Während sich in Estland weitestgehend freie, liberal orientierte Medien geformt haben, haben Journalisten in Lettland weiterhin Probleme, ihre gesellschaftliche Rolle nach dem Ende des kommunistischen Regimes zu finden. Welche Perspektiven gibt es heute für freien und unabhängigen Journalismus in dem baltischen Staat? Ainars Dimants, Professor für Kommunikationswissenschaft an der Turiba University in Riga und Leiter des lettischen EJO-Teams, gibt in einer Analyse Antworten auf diese Frage.

Historisch betrachtet gehört die Medienlandschaft des Baltikums  – abgesehen von der Phase der 50-jährigen Besatzung der Sowjetunion – zum demokratisch-korporatistischen Modell, mit dem die Autoren dieser Klassifikation, Daniel Hallin und Paolo Mancini, die Medienlandschaft in Nordeuropa und auch in Deutschland beschreiben. Doch laut Dimants tendieren viele Medien in Lettland zu einer politischen Abhängigkeit, die dem genannten Medien-Modell fundamental widerspricht.

Er betont kritische Punkte, an denen sich die Zukunft der lettischen Medien seiner Meinung nach entscheiden wird. Journalisten und ganze Redaktionen müssten sich aus der Abhängigkeit zu einzelnen Politikern oder Parteien lösen. Ob dies gelingt, steht und fällt nach Ansicht von Dimants mit der Frage: Kann Lettland seiner Presse durch wirkungsvolle Gesetze garantieren, dass sie unabhängig berichten kann und schafft es die Regierung, Besitzverhältnisse im Mediengeschäft transparent zu machen? Darüber hinaus müsse die Politik sich überwinden, den öffentlich-rechtlichen Rundfunk in die journalistische Unabhängigkeit zu entlassen und Bildungseinrichtungen schaffen, die seine Mitarbeiter sowie junge Nachwuchsjournalisten zu kritischen Berichterstattern professionalisieren.

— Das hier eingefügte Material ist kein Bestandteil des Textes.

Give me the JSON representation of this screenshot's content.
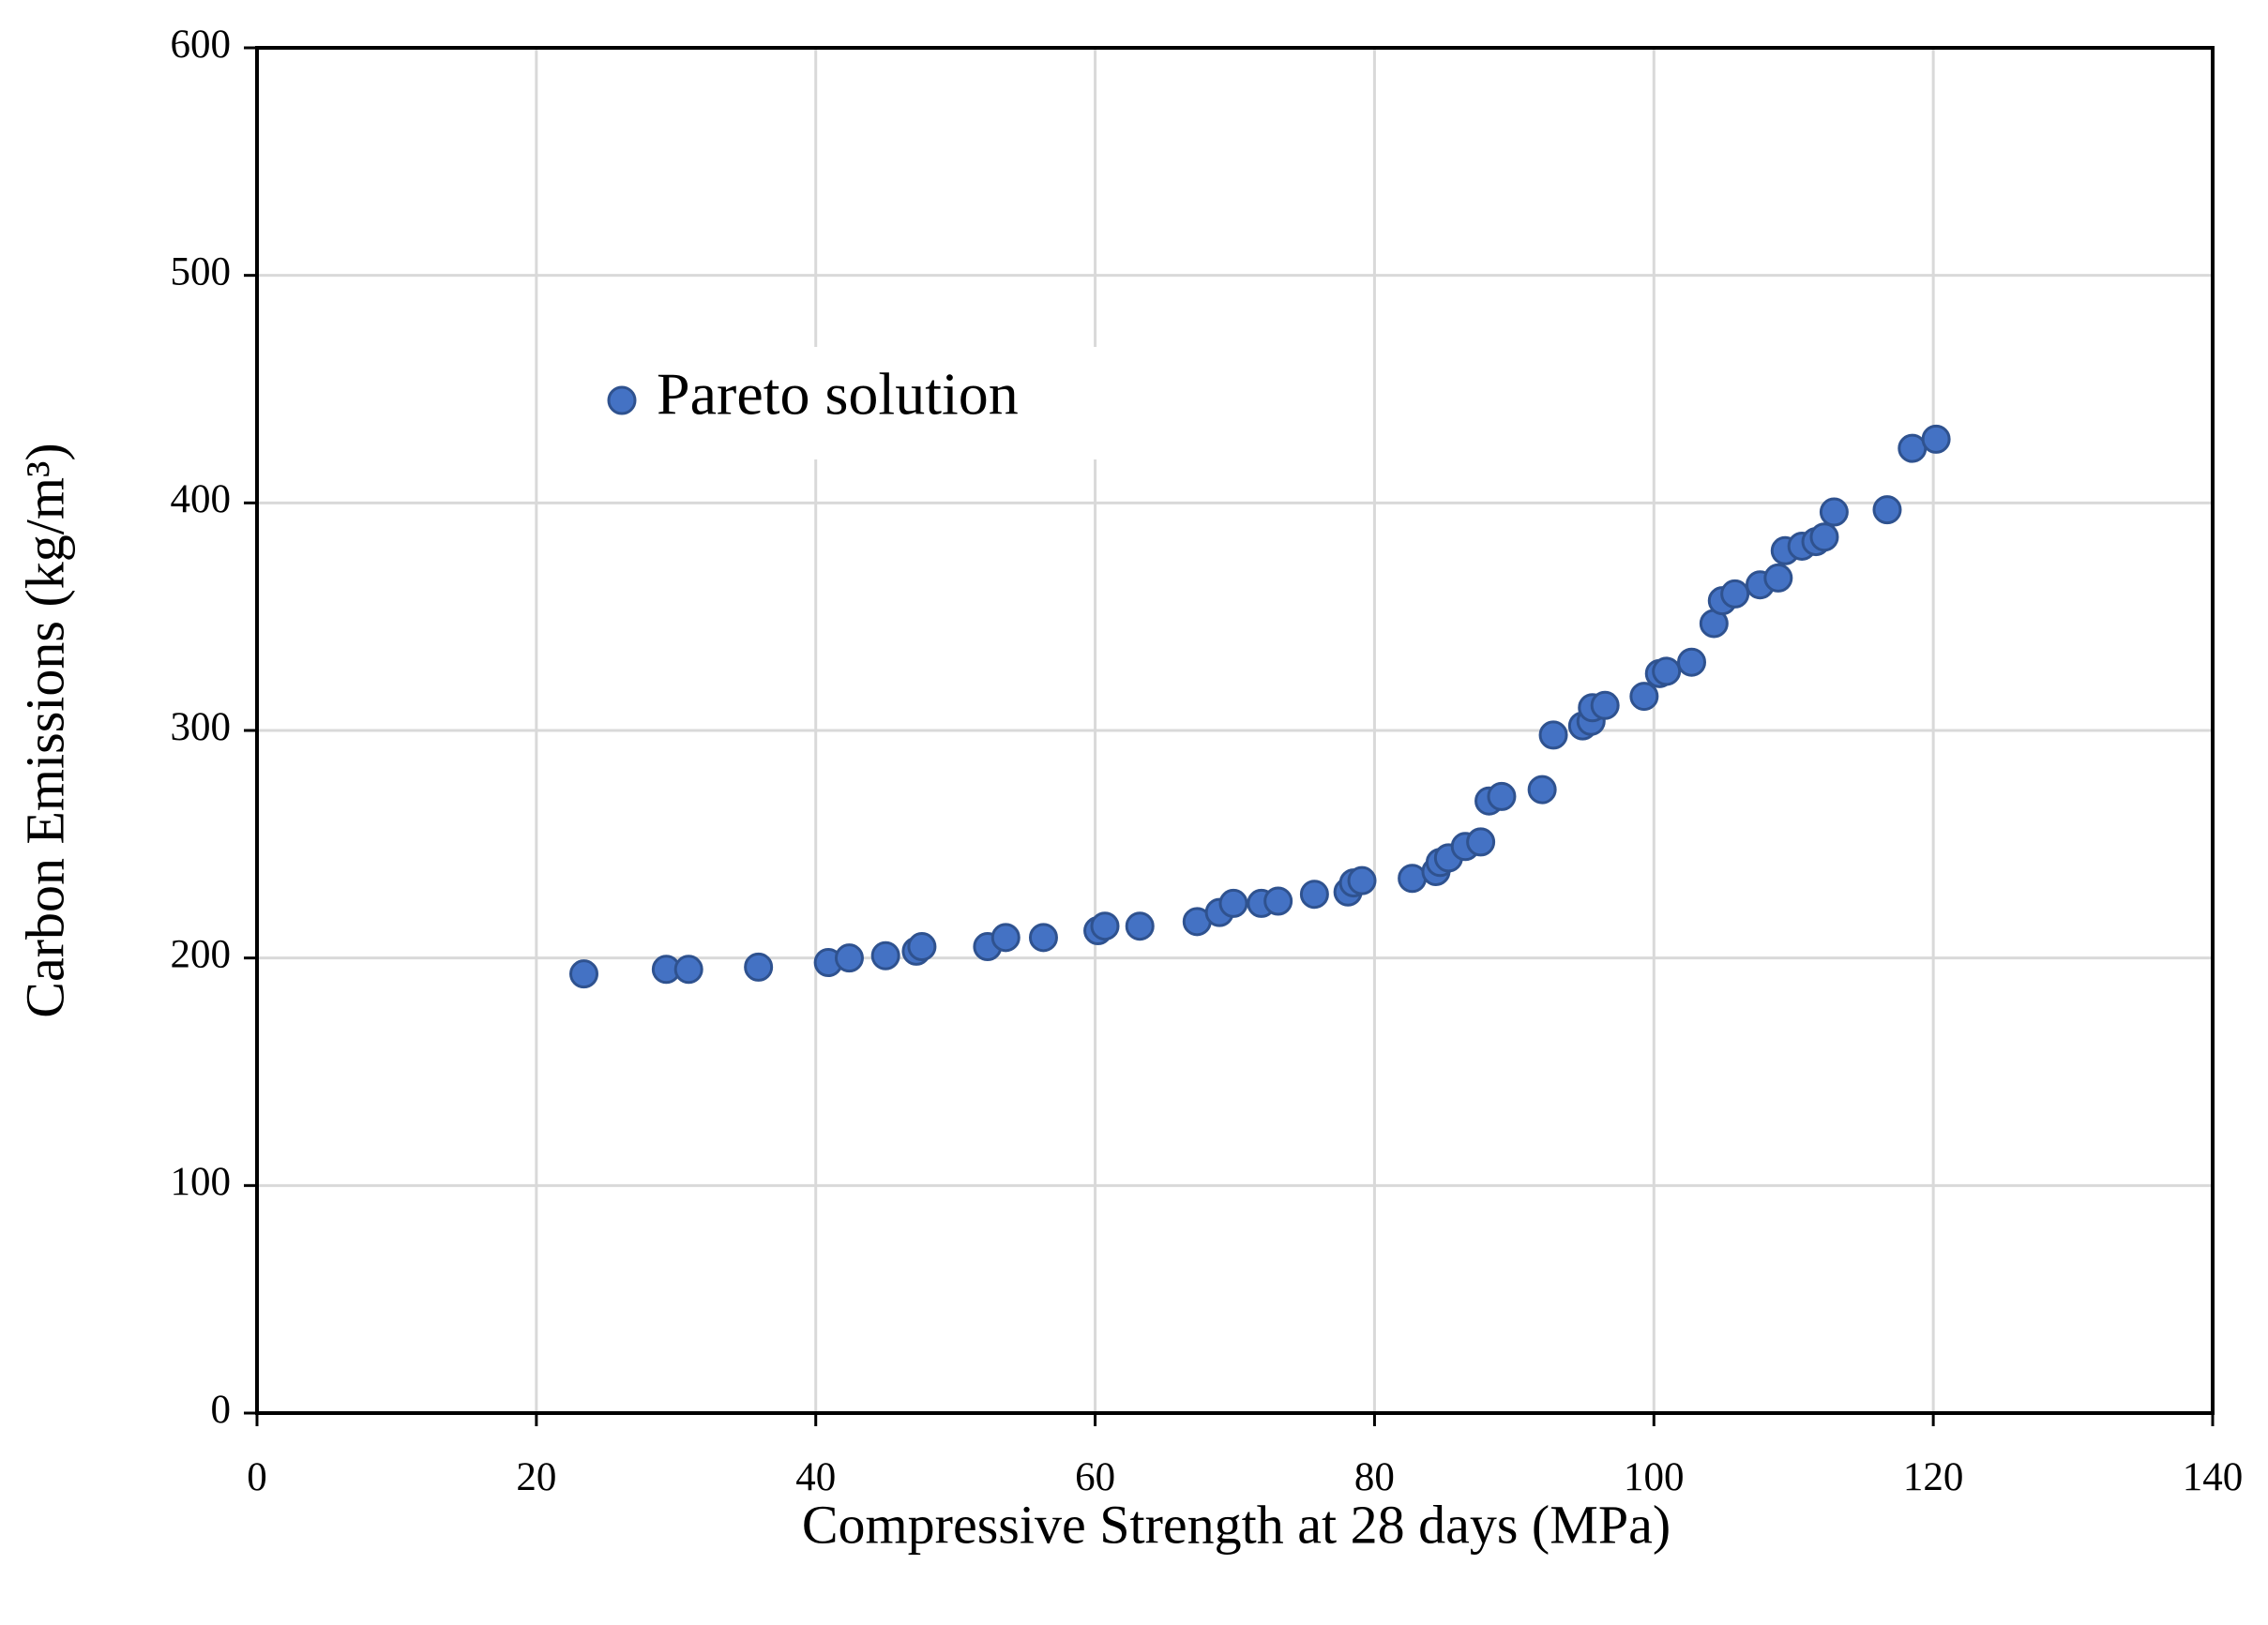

Wie weit der Weg dorthin noch ist, macht Dimants an konkreten Beispielen deutlich. Etwa an der parteipolitischen Abhängigkeit, in die sich die ehemals größte Tageszeitung Diena bis 2001 begeben hatte. Die liberale Zeitung diente sich damals sehr dem regierenden Ministerpräsidenten Andris Skele an und verprellte damit effektiv Leser. Die Auflage ging erheblich zurück, die konservative Konkurrentin Latvijas Avīze übernahm die Marktführung, da die Leser Diena nicht mehr vertrauten. Auch einem ausländischen Investor war die obrigkeitshörige Haltung der Zeitung nicht mehr geheuer: Die schwedische Bonnier Group zog sich 2009 aus der Beteiligung an der herausgebenden Aktiengesellschft Diena zurück.

Einige Parteien versuchten sogar vor der Parlamentswahl ihnen genehme Redakeure bei Diena unterzubringen. Doch gegen diese an die sowjetische Besatzung erinnernde Einmischung wehrten sich die Mitarbeiter Dienas erfolgreich.  Danach fiel Diena jedoch dem Unternehmer Viesturs Koziols zu und dient seitdem als Sprachrohr der wenigen lettischen Oligarchen.

Umfragen im Auftrag der Nachrichtenagentur LETA belegen, dass das Vertrauen der Bevölkerung in die Massenmedien stetig abnimmt. So büßten Hörfunk, Fernsehen und Presse in Lettland zwischen Mai 2011 und Oktober 2012 in puncto Vertrauen 12, 11 beziehungsweise 8 Prozentpunkte ein.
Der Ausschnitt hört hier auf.